たしかに、昭和の頃は環境もヘッタクレもなく、経済は右肩上がりのイケイケドンの時代で、大量生産・大量消費、そして大量廃棄をしていた。
空はスモッグで霞んで、排気ガスも環境に配慮などされていなかったし、下水はどぶ川に垂れ流していた。
今は技術が向上して、工場や車から出る排気ガスも有害物質をできるだけ出さないように改良されたし、汚水もきちんと処理してから川に流すようになった。
再開発された地区の超高層ビルの周辺には木々が植えられて小ぎれいになった。
一見すると、自然環境に配慮しているようにみえるが、地球規模で考えればお飾り程度にすぎないだろう。

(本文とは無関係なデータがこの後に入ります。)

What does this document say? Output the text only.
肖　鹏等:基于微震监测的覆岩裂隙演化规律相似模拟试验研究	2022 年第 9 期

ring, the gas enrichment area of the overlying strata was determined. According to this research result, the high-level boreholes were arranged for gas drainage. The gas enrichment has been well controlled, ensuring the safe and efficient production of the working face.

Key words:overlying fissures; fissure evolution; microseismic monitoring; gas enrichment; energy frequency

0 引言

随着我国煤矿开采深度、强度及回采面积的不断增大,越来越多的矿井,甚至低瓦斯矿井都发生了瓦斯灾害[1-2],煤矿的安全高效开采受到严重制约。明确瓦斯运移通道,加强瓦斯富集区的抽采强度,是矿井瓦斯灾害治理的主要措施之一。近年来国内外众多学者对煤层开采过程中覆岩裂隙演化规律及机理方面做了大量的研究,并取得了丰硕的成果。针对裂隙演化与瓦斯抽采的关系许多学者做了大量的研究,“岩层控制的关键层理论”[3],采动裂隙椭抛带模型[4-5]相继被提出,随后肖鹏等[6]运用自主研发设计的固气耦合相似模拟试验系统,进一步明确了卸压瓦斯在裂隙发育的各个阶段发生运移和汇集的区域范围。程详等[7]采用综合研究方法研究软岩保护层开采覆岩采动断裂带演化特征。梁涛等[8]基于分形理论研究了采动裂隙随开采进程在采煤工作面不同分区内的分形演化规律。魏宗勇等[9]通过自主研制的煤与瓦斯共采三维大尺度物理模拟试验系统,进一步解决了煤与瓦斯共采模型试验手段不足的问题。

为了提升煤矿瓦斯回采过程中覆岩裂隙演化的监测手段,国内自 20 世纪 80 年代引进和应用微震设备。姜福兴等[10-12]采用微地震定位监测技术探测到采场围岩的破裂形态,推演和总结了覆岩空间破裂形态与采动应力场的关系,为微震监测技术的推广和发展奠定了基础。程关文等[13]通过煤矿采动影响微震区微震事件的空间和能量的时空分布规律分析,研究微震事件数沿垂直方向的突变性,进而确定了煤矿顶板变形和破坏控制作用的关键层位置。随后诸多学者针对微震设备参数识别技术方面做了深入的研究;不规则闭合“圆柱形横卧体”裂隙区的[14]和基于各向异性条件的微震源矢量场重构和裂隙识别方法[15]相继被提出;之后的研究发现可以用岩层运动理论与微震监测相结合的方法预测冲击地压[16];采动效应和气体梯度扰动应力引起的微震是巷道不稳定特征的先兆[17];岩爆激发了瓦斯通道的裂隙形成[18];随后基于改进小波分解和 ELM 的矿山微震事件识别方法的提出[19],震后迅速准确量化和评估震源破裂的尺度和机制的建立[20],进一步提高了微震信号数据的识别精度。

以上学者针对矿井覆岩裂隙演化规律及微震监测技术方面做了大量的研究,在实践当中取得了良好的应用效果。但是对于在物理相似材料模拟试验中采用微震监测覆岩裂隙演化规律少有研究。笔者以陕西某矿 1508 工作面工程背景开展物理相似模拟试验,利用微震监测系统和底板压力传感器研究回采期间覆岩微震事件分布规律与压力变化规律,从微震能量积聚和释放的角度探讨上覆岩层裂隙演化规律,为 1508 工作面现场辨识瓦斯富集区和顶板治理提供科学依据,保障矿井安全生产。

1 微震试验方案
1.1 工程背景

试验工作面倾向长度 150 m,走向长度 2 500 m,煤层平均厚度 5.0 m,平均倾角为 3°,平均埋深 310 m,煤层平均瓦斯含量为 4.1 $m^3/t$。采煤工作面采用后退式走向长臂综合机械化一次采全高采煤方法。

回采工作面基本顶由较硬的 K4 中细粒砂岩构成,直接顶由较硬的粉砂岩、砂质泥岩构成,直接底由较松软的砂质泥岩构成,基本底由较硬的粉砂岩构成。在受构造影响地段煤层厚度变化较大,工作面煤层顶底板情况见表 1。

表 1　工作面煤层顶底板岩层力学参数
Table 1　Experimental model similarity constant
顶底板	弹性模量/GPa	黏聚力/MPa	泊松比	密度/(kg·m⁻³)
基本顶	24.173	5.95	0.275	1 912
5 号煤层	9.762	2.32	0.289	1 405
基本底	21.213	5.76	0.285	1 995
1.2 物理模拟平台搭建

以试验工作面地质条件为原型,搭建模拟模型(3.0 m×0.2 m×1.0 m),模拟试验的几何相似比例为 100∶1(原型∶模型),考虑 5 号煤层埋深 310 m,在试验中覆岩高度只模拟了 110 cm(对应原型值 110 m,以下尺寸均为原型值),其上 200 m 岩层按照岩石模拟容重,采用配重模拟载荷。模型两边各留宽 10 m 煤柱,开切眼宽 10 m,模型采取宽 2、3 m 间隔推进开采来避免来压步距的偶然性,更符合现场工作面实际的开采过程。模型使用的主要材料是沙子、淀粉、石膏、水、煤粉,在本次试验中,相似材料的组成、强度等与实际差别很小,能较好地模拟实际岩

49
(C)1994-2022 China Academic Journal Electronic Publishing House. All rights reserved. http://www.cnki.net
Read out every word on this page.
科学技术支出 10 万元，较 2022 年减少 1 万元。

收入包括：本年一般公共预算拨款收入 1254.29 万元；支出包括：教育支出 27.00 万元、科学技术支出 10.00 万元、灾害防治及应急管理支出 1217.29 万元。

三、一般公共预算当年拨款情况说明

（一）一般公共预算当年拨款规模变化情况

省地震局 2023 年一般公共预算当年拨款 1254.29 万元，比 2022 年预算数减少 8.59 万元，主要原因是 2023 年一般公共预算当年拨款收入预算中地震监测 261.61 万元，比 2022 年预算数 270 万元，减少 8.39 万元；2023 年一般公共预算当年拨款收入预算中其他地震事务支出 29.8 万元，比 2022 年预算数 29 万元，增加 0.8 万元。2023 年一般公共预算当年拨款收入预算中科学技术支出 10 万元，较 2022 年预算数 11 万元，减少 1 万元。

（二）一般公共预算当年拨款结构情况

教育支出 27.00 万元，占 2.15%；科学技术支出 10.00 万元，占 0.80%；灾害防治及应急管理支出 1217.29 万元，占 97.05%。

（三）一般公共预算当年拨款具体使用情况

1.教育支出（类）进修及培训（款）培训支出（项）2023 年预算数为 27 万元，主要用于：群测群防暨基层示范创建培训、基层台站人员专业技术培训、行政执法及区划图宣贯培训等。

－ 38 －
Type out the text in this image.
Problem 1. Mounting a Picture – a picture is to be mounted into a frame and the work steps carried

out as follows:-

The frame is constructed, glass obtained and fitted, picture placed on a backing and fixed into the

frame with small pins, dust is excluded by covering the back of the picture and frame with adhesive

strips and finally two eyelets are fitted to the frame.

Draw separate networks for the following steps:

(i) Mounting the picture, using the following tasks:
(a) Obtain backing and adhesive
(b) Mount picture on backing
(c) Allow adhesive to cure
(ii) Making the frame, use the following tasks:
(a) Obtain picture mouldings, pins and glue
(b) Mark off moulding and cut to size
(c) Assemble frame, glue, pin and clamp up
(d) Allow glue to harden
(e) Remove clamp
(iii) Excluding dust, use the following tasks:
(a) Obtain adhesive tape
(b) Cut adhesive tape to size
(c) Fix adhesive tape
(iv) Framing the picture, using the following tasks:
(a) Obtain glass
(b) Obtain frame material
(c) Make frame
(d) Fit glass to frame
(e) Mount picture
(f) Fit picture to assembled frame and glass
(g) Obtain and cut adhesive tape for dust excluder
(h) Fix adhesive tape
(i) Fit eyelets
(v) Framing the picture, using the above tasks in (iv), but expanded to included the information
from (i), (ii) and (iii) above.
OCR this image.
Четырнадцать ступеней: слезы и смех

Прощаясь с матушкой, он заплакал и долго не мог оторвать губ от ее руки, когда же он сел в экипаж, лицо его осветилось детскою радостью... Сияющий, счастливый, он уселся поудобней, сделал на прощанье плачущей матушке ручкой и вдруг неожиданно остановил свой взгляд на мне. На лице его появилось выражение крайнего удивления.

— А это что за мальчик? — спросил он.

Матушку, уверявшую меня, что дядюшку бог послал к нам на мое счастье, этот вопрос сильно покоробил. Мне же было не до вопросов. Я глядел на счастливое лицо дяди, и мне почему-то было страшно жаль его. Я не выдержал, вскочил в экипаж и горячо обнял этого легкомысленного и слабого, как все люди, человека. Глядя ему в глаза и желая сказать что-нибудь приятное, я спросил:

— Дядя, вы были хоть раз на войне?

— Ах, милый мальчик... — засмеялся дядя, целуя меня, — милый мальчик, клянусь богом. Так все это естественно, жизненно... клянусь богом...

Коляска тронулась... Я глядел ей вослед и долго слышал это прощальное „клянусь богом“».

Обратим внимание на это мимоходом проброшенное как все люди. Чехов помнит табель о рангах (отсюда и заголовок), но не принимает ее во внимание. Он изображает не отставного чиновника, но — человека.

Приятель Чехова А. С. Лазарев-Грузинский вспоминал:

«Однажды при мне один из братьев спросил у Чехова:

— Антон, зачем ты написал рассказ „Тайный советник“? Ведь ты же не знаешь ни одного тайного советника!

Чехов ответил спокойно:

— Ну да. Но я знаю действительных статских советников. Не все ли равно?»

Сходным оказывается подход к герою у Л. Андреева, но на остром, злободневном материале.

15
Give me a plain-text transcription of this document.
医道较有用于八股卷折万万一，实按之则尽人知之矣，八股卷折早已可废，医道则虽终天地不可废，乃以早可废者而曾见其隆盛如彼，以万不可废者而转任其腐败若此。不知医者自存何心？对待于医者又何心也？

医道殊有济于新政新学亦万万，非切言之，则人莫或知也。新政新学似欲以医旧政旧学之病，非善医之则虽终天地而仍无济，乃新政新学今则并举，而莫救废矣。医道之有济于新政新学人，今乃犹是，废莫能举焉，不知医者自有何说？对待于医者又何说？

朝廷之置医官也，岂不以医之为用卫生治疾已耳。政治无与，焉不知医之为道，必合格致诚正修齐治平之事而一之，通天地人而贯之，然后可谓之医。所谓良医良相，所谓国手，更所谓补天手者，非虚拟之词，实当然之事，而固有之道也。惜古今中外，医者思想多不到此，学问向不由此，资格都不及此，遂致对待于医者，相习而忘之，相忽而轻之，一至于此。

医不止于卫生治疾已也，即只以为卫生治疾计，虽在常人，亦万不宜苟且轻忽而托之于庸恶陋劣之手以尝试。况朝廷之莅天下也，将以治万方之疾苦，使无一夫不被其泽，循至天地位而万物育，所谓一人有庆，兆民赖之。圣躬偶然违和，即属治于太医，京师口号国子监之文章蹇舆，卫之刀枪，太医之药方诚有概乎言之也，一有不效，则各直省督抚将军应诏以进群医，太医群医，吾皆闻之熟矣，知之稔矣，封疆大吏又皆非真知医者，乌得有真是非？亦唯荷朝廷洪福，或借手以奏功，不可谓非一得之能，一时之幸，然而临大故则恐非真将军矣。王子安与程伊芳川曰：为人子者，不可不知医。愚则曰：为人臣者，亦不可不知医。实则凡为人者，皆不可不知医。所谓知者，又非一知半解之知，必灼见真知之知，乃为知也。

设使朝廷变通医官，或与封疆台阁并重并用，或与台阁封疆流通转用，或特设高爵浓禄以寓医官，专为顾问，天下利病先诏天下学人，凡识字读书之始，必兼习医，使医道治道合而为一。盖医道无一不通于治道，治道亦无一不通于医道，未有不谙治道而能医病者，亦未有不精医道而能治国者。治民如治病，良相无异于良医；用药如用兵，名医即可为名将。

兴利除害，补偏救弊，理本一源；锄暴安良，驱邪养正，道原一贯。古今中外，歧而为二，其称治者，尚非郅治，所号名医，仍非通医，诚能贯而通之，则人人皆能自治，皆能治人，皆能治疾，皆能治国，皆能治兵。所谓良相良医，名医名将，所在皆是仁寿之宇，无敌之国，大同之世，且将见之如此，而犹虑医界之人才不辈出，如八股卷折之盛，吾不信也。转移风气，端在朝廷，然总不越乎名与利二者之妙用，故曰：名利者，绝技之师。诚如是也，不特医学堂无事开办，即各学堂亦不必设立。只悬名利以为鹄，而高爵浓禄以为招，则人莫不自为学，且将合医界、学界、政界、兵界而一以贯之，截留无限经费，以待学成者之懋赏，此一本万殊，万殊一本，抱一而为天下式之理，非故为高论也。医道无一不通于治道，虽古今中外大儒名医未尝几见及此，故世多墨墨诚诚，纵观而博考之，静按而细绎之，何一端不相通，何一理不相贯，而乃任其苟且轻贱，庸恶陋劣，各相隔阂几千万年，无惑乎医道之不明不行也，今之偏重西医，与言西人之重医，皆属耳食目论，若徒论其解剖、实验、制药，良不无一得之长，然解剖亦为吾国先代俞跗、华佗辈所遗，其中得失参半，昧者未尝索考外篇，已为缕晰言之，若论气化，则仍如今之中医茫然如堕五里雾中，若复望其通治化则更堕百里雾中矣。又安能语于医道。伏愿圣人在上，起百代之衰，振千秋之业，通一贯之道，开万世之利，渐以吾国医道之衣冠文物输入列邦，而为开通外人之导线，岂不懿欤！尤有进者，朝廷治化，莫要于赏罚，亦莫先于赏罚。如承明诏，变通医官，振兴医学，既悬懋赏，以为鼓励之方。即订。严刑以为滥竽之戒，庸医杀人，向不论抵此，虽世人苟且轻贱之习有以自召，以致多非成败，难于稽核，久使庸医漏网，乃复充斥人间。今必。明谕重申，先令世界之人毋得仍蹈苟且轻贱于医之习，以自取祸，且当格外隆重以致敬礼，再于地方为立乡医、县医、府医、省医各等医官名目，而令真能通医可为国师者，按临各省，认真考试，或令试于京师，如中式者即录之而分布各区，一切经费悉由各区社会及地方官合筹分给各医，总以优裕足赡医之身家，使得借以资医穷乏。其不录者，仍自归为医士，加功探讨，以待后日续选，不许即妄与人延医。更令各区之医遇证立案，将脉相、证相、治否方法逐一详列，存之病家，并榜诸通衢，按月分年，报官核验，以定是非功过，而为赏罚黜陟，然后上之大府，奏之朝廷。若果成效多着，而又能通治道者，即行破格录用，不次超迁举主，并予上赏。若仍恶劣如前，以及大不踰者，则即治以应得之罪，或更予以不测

もちろん、ビルの周りに植樹して綺麗にすることを批判しているのではない。
ただ、子供の頃からああいった環境で育つと、あれが自然豊かな環境だと勘違いする恐れがあると思うのだ。
俺の子供の頃のように、都会イコール車の騒音・排気ガス、無機質なコンクリートジャングルというイメージを持っていると、環境問題についてより深刻に思うかもしれないのだが、小ぎれいな都会しか知らないと、危機感など持たなくなってしまうのだろう。
俺の家の裏の木は、伐採しなければならないほど古かったり、病気になっている様子でもなかった。
管理が面倒くさいとか、人間の都合で切られたのだろう。
自然への畏敬の念を忘れてしまえば、いつか必ず人間に返ってくる。